No Vale of Tears Here

Recs

5

If you glance at the earnings results of Rio de Janeiro-based Companhia Vale do Rio Doce (NYSE: RIO), better known as Vale, you might come to an unreasonable conclusion. So I'm going to render my opinion up front on the company: Despite an earnings dip, Vale is an excellent way to play the world's progressively more voracious appetite for raw materials.

Vale, which leads the world in iron ore production, earned $2.02 billion, or $0.41 a share -- down 9% on the net income line from the $2.22 billion in the first quarter of 2007. Those are the perhaps not-so-good numbers. But it makes almost as much sense to focus on Vale's gross revenue growth of 4.8% and its hike in adjusted EBITDA, which was up 17.1% in the quarter.

The culprit in the company's lower earnings was a combination of reduced nickel prices and trading losses in some commodities. For the current quarter, however, I'm betting that an increase in iron ore prices will improve both revenues and earnings.

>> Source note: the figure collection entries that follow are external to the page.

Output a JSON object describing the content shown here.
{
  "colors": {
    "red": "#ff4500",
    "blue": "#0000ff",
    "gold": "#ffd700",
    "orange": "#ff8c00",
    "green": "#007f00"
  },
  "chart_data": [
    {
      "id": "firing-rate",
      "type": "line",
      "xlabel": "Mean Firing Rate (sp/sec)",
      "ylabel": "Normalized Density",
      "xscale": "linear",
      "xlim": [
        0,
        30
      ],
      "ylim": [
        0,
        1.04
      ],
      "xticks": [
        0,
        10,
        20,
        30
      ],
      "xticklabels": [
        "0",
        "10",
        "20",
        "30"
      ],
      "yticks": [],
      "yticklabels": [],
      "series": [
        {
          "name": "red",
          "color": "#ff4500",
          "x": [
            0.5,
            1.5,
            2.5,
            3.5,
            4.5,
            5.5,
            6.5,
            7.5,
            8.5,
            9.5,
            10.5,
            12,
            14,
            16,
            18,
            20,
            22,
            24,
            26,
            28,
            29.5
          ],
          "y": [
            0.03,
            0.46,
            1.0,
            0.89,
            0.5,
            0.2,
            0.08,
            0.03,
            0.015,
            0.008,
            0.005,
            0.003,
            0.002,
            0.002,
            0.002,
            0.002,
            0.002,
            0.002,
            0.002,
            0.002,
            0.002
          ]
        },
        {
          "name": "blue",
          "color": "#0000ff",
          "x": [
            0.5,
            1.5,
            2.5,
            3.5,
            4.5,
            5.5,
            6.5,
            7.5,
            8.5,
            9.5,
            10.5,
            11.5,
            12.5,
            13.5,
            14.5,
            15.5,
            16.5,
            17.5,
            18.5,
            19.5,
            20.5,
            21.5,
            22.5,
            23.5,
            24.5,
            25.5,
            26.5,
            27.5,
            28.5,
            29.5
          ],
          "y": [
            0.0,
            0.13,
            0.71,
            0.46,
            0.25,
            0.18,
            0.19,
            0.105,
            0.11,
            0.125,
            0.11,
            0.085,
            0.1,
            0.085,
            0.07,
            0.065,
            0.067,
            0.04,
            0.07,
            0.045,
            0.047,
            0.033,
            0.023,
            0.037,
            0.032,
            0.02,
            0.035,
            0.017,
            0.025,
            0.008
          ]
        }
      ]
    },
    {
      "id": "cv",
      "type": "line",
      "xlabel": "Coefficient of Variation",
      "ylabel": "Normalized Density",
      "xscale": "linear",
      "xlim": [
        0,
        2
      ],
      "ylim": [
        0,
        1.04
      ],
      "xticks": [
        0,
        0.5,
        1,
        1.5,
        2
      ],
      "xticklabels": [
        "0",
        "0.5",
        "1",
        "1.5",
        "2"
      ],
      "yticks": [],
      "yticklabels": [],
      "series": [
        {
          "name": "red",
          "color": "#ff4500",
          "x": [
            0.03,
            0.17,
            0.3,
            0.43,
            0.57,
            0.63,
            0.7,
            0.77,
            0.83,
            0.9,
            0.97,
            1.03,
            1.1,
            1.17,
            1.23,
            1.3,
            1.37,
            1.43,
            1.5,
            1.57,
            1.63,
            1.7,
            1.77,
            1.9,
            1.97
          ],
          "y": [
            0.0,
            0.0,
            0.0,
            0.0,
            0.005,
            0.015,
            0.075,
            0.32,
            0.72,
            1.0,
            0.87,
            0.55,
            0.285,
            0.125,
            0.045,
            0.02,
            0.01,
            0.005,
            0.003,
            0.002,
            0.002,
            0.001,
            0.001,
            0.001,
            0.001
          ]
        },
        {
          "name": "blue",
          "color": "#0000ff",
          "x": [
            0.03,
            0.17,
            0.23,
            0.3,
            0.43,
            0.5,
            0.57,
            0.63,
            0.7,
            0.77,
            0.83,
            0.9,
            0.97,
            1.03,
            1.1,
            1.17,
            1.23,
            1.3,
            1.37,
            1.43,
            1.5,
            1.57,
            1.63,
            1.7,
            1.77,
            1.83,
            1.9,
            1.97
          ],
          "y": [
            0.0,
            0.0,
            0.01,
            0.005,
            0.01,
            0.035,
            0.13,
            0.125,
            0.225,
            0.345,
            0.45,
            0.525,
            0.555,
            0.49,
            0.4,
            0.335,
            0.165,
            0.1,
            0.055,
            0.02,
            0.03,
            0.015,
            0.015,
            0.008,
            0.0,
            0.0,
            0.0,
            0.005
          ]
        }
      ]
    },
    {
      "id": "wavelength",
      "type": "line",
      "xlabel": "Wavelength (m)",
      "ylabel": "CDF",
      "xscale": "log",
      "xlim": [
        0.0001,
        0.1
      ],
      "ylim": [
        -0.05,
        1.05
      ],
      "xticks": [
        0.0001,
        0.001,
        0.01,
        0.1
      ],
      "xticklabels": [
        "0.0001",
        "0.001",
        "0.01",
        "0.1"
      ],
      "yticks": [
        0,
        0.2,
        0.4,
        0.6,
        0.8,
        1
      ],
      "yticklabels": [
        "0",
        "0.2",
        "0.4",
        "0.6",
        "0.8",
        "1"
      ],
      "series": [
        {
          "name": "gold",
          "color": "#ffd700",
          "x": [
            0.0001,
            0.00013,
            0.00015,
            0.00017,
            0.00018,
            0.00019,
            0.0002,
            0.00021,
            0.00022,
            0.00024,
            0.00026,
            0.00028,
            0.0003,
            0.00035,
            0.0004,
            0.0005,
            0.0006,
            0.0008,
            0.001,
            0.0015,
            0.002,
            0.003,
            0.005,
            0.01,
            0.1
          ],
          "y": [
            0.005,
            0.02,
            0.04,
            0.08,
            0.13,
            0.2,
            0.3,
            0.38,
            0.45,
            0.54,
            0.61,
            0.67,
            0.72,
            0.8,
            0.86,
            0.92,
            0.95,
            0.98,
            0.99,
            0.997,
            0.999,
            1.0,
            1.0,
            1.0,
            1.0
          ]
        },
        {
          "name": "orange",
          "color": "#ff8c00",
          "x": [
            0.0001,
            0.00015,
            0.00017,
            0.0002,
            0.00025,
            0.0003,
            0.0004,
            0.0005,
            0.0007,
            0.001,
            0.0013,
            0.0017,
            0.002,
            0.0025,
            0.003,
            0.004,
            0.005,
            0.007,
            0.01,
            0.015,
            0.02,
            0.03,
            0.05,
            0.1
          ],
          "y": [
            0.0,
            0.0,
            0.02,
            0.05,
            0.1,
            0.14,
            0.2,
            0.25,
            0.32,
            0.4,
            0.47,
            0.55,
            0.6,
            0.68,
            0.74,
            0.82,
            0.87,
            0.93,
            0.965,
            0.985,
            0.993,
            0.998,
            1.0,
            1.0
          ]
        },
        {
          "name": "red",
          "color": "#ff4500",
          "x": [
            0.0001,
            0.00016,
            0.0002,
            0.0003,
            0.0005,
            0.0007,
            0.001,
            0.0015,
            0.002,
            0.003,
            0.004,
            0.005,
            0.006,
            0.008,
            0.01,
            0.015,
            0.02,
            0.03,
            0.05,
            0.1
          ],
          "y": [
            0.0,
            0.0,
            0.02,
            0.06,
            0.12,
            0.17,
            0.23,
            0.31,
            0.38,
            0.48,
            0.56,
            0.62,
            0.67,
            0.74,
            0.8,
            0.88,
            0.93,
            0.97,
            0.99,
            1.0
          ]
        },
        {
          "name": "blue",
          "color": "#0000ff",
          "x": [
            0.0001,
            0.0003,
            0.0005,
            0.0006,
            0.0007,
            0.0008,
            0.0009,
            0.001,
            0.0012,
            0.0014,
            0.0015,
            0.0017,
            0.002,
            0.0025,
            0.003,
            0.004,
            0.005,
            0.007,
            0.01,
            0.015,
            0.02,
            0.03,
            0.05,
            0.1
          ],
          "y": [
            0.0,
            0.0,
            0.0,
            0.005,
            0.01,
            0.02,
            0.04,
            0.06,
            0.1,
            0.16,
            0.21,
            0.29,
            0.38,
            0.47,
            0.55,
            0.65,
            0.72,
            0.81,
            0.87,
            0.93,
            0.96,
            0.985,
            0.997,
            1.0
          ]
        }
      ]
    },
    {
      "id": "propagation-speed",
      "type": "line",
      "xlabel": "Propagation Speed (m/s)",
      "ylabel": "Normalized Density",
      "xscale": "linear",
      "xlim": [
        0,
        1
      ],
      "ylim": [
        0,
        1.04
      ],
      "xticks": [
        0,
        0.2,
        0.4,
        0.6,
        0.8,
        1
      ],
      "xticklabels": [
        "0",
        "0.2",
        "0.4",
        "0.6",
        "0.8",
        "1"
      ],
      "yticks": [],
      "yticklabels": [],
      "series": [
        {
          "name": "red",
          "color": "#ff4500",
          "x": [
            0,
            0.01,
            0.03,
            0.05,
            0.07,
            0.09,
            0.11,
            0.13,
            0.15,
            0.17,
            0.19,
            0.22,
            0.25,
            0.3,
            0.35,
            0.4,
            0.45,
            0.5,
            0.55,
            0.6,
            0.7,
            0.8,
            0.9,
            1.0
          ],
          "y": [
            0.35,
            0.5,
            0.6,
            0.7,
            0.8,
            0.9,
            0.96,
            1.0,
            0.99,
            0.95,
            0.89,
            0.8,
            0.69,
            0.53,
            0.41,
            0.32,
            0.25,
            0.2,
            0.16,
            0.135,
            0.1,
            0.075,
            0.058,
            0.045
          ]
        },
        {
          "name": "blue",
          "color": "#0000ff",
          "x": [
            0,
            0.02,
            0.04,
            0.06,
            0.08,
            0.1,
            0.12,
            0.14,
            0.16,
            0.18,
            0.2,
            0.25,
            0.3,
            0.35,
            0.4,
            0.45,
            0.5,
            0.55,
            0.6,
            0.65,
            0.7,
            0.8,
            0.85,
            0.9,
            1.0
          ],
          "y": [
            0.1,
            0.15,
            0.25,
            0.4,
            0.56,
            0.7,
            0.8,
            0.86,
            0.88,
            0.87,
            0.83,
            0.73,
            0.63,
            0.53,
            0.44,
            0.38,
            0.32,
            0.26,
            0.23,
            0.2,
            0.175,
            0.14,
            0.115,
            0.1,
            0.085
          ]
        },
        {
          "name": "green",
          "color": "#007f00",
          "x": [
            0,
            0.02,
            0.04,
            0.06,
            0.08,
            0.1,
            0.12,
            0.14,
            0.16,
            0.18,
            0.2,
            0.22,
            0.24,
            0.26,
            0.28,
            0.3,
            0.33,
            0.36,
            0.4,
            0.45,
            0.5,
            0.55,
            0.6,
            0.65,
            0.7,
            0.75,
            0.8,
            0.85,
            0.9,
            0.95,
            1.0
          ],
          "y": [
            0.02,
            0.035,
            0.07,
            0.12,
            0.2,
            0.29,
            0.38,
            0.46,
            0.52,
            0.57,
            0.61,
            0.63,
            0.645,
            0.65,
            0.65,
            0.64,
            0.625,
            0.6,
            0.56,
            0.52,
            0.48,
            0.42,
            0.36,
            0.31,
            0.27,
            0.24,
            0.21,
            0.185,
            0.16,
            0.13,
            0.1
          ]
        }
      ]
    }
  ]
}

The key to Vale is that it's a significant player in the progressively more action-packed world of metals mining. It ranks behind only Melbourne-based BHP Billiton (NYSE: BHP) in the group, and immediately precedes Rio Tinto (NYSE: RTP). It has a worldwide employment roster of nearly 125,000 and has increased its revenue tenfold during this decade.

Two years ago, the company spent nearly $19 billion to buy Canada's big nickel producer, Inco -- a move that clearly hurt it in the most recent quarter. Nickel prices were down almost 50% from their recent highs.

Going forward, however, I see Vale as increasingly important in its sector's efforts to meet the global demand for metals. Beyond that, it doesn't strike me as absurd to envision an ultimate combination of Vale and Phoenix-based copper, molybdenum, and gold producer Freeport-McMoRan (NYSE: FCX).

In the meantime, it seems that Fools would be well advised to pay close attention to the mining sector, certainly including the ascendant Vale.